This patch switches amd64 to clockintr(9).

It needs as much testing as you can give it.

I have tested it for months on two different machines: a Lenovo X1
Carbon 6th, and a Dell Optiplex 7070.  The patch has survived dozens
of parallel kernel builds, parallel release builds, and upgrades from
the resulting bsd.rd images.  Both machines have working ACPI suspend,
ACPI hibernate, and accelerated graphics.

I also have successful test reports from mlarkin@ and dv@ on various
virtual amd64 machines.

Notes:

- amd64 machines with a lapic now have a randomized statclock().

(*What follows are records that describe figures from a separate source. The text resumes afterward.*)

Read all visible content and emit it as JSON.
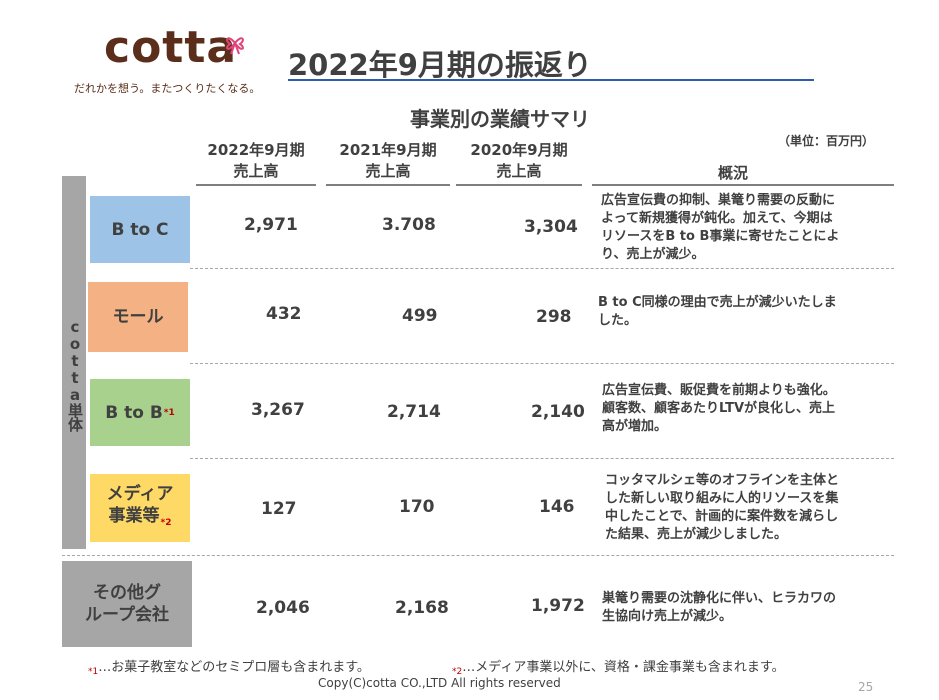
{
  "logo": {
    "word": "cotta",
    "tagline": "だれかを想う。またつくりたくなる。"
  },
  "title": "2022年9月期の振返り",
  "section_title": "事業別の業績サマリ",
  "unit": "（単位：百万円）",
  "columns": [
    {
      "line1": "2022年9月期",
      "line2": "売上高"
    },
    {
      "line1": "2021年9月期",
      "line2": "売上高"
    },
    {
      "line1": "2020年9月期",
      "line2": "売上高"
    }
  ],
  "overview_header": "概況",
  "group_label": "cotta単体",
  "rows": [
    {
      "category": "B to C",
      "mark": "",
      "color": "#9dc3e6",
      "v2022": "2,971",
      "v2021": "3.708",
      "v2020": "3,304",
      "desc": [
        "広告宣伝費の抑制、巣篭り需要の反動に",
        "よって新規獲得が鈍化。加えて、今期は",
        "リソースをB to B事業に寄せたことによ",
        "り、売上が減少。"
      ]
    },
    {
      "category": "モール",
      "mark": "",
      "color": "#f4b183",
      "v2022": "432",
      "v2021": "499",
      "v2020": "298",
      "desc": [
        "B to C同様の理由で売上が減少いたしま",
        "した。"
      ]
    },
    {
      "category": "B to B",
      "mark": "*1",
      "color": "#a9d18e",
      "v2022": "3,267",
      "v2021": "2,714",
      "v2020": "2,140",
      "desc": [
        "広告宣伝費、販促費を前期よりも強化。",
        "顧客数、顧客あたりLTVが良化し、売上",
        "高が増加。"
      ]
    },
    {
      "category_l1": "メディア",
      "category": "事業等",
      "mark": "*2",
      "color": "#ffd966",
      "v2022": "127",
      "v2021": "170",
      "v2020": "146",
      "desc": [
        "コッタマルシェ等のオフラインを主体と",
        "した新しい取り組みに人的リソースを集",
        "中したことで、計画的に案件数を減らし",
        "た結果、売上が減少しました。"
      ]
    },
    {
      "category_l1": "その他グ",
      "category": "ループ会社",
      "mark": "",
      "color": "#a6a6a6",
      "v2022": "2,046",
      "v2021": "2,168",
      "v2020": "1,972",
      "desc": [
        "巣篭り需要の沈静化に伴い、ヒラカワの",
        "生協向け売上が減少。"
      ]
    }
  ],
  "footnotes": [
    {
      "mark": "*1",
      "text": "…お菓子教室などのセミプロ層も含まれます。"
    },
    {
      "mark": "*2",
      "text": "…メディア事業以外に、資格・課金事業も含まれます。"
    }
  ],
  "copyright": "Copy(C)cotta CO.,LTD All rights reserved",
  "page_number": "25"
}
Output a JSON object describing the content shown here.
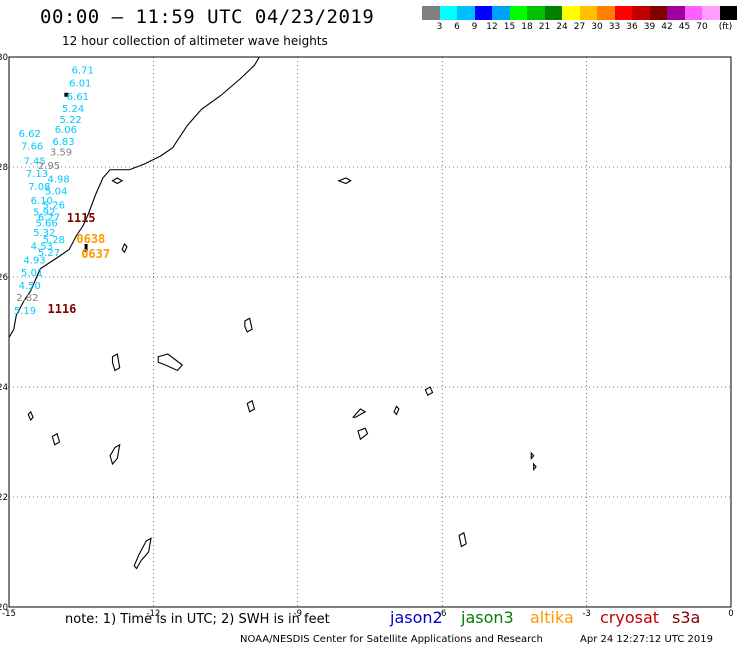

- There is a preliminary patch included here that switches
  out hpet_delay() across a suspend.  It should be committed
  separately.

- In i8254-mode, profhz = 1024 doesn't divide evenly into one billion.
  We could avoid this problem by programming the RTC to run at 512hz
  in profiling mode.

- If we're using the i8254 as our interrupt clock, there is
  a small behavior change.

  In i8254-mode, there are two interrupt clocks, the i8254 and mc146818.

  Currently, the i8254 runs hardclock() and the mc146818 runs statclock().
  With this patch, neither interrupt handler has a monopoly on which events
  are dispatched anymore.  So if hardclock() is due, the mc146818 handler
  will dispatch it.  The i8254 might dispatch statclock(), too.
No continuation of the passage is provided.